Less bad than feminism crossed me before I dreamed! I've had tools my mother didn't have to manage what happened to me. We are all daughters, our generation has been born surrounded by obstetric violence and that wound has not been cured. We are still expected in childbirth to be docile. Respect for childbirth is our right, but it is also the right of young people not to be born violently. I sincerely believe that ensuring that can change the world.

Your interior has been refilled with music. She is currently working with Joseba Sarrionandia. What are you going to Havana in March?

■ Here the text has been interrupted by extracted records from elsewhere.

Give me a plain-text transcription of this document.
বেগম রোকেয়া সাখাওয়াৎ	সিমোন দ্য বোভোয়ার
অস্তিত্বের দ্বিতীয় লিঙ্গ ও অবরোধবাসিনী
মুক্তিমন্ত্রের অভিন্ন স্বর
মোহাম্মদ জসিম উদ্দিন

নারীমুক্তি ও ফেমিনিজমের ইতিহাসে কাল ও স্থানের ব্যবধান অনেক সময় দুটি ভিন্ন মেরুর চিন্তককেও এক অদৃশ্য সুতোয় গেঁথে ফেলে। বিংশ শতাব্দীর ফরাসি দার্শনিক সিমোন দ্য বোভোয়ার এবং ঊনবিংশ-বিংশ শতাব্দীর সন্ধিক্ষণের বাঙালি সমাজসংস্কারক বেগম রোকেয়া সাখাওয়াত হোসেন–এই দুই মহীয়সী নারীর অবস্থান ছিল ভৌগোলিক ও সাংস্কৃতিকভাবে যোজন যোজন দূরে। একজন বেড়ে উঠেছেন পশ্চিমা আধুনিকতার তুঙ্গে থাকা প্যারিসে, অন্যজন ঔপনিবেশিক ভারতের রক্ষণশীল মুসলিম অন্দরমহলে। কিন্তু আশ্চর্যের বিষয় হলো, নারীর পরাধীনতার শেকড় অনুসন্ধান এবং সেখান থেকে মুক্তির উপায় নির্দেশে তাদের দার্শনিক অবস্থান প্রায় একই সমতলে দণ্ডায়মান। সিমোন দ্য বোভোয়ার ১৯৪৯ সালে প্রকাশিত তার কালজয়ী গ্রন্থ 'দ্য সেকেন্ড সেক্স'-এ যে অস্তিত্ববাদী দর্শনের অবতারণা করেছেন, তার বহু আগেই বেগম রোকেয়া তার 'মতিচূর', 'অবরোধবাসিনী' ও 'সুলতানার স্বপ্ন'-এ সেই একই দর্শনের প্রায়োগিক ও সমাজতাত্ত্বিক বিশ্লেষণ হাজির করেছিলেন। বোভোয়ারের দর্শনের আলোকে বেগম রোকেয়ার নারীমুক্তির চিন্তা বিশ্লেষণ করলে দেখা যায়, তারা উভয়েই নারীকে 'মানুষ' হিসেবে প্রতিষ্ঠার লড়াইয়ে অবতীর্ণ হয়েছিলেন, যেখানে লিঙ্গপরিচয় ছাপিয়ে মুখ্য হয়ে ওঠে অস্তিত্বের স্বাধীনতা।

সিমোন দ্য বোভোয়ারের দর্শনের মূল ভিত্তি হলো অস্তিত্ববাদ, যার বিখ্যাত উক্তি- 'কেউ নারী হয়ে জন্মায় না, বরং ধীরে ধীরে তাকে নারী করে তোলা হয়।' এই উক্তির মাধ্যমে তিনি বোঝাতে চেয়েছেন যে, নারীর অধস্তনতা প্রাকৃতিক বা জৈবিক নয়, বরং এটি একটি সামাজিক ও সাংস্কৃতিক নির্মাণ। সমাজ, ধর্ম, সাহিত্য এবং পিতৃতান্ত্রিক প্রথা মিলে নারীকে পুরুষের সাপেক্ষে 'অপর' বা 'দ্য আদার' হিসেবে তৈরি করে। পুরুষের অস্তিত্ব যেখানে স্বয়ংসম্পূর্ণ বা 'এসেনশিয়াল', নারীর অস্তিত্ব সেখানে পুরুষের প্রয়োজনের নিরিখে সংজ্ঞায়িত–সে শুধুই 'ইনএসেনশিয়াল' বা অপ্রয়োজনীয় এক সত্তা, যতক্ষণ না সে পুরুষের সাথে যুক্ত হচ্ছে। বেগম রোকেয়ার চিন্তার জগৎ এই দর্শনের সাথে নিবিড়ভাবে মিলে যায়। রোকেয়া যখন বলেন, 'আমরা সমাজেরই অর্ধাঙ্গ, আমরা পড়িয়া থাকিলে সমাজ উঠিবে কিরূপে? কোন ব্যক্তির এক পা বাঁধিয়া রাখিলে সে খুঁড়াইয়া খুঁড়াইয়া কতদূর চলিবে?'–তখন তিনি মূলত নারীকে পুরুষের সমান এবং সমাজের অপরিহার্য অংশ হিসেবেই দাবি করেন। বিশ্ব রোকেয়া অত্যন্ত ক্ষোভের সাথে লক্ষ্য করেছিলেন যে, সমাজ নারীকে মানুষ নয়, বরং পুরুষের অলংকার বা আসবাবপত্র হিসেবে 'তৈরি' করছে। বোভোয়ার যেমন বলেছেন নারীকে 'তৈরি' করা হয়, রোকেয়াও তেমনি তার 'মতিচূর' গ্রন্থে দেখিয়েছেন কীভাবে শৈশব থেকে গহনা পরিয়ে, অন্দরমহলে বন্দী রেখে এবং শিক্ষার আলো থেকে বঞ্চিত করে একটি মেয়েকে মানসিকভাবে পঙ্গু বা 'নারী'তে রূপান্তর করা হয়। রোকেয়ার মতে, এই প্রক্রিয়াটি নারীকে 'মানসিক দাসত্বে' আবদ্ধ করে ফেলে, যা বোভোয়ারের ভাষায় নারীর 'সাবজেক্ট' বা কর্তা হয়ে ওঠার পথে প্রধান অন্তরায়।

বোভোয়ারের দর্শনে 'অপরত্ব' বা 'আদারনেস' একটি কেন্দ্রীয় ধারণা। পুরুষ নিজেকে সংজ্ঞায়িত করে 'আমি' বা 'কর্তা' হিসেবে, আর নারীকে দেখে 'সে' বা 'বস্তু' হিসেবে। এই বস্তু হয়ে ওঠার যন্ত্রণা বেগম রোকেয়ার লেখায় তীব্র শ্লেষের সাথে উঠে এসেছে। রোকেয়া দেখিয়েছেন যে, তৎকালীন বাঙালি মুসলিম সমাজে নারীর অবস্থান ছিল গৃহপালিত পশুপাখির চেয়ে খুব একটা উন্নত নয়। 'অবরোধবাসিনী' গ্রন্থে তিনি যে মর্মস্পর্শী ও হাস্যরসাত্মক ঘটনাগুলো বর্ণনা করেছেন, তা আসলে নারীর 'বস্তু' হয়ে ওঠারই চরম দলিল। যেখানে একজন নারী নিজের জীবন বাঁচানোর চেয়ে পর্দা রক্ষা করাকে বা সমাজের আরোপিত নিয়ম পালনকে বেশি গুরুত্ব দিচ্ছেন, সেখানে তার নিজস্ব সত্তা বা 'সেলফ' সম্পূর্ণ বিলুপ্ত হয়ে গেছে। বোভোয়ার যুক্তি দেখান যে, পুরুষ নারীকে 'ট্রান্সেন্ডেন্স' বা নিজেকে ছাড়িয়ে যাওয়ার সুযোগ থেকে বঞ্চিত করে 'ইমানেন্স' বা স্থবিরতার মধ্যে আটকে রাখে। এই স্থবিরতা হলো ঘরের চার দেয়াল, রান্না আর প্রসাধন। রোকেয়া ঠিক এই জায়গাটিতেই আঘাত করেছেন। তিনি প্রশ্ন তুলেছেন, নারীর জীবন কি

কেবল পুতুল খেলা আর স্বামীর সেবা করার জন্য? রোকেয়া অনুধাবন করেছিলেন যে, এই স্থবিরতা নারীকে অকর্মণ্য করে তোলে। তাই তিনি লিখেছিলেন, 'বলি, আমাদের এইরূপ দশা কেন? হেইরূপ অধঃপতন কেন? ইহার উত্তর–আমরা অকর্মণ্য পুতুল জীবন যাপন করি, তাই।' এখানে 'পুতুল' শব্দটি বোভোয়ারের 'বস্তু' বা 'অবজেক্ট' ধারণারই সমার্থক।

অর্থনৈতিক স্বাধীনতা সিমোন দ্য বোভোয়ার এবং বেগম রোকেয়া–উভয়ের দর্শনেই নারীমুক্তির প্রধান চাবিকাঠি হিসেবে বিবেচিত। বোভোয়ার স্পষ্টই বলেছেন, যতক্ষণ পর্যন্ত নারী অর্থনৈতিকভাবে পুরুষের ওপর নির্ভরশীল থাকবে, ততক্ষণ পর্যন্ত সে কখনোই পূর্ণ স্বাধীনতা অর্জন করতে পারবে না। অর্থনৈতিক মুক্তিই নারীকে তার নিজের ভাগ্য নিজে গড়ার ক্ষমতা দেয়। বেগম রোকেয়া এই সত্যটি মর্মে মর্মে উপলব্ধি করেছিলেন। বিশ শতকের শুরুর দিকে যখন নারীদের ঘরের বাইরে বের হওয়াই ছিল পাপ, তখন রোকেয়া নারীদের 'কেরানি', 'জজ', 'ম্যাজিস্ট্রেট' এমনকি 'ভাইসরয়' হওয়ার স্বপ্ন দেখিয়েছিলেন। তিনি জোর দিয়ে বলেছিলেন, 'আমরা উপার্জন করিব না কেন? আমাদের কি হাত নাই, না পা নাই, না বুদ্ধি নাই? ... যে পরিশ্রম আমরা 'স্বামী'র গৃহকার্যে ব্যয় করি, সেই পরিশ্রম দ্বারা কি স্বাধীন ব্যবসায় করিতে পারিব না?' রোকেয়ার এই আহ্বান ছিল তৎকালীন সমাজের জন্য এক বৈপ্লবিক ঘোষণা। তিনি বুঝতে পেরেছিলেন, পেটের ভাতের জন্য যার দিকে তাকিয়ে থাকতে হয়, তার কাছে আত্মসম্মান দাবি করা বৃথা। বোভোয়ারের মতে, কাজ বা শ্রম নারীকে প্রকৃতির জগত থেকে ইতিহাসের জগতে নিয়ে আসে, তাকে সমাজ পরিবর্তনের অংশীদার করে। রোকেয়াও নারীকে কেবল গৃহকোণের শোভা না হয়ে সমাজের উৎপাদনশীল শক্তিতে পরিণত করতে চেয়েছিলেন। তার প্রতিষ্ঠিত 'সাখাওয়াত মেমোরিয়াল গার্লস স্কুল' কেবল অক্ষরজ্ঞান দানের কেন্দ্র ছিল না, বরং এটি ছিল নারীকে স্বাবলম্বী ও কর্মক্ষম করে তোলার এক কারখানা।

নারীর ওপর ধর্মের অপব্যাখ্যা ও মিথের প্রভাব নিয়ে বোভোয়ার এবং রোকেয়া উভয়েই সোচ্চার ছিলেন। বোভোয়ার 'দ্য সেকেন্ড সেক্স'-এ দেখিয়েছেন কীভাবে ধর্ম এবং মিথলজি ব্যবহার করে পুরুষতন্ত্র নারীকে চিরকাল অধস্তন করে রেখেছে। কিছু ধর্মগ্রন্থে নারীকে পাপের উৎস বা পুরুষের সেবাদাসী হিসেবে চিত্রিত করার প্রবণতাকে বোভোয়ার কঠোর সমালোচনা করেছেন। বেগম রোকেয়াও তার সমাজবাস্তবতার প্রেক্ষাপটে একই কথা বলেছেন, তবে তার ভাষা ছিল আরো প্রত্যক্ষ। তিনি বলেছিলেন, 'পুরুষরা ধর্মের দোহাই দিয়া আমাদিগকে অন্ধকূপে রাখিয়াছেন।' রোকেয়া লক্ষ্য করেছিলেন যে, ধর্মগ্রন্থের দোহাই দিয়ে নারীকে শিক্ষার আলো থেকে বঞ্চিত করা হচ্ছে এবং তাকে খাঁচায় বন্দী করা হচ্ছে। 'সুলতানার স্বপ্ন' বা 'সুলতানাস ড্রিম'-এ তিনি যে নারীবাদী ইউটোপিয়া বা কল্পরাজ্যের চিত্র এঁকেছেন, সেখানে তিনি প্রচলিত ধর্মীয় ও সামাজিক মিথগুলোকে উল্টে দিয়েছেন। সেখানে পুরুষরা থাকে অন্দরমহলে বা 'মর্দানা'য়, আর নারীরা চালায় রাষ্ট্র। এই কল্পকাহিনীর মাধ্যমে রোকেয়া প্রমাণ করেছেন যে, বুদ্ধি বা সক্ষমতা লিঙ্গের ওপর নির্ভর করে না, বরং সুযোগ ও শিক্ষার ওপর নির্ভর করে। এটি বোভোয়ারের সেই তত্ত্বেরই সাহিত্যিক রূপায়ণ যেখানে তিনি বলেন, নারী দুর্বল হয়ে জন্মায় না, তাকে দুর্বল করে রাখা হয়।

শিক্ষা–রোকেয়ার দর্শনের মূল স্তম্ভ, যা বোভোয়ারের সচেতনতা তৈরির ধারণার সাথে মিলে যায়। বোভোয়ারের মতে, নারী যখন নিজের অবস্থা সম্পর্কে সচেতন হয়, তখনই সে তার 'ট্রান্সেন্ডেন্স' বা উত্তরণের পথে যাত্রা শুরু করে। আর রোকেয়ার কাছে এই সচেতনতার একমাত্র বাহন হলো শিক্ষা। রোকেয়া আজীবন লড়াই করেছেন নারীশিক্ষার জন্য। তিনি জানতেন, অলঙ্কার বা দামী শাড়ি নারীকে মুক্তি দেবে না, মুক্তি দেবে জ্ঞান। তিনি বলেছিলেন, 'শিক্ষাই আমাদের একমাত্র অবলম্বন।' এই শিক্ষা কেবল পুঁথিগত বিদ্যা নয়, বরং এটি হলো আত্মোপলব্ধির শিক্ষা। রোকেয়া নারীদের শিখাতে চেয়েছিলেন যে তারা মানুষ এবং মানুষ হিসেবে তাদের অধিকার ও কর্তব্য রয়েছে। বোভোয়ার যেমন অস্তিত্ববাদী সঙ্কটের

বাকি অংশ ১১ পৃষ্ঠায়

When I was discharged from depression, I applied for leave in my teaching work. Otherwise, I couldn’t create, energize Maurizia’s collective project… I had a debt to myself: What would it be like if I were a full-time creator? Creating takes time and time for money.

Ten years ago we musicated the texts written by Joseba Sarrionandia, who came to Euskal Herria by hand. Now, with Joseba here, I go to Cuba to meet with the Maurices of Havana. What would those songs look like if they weren't that white? This is the only path that the Sea will show.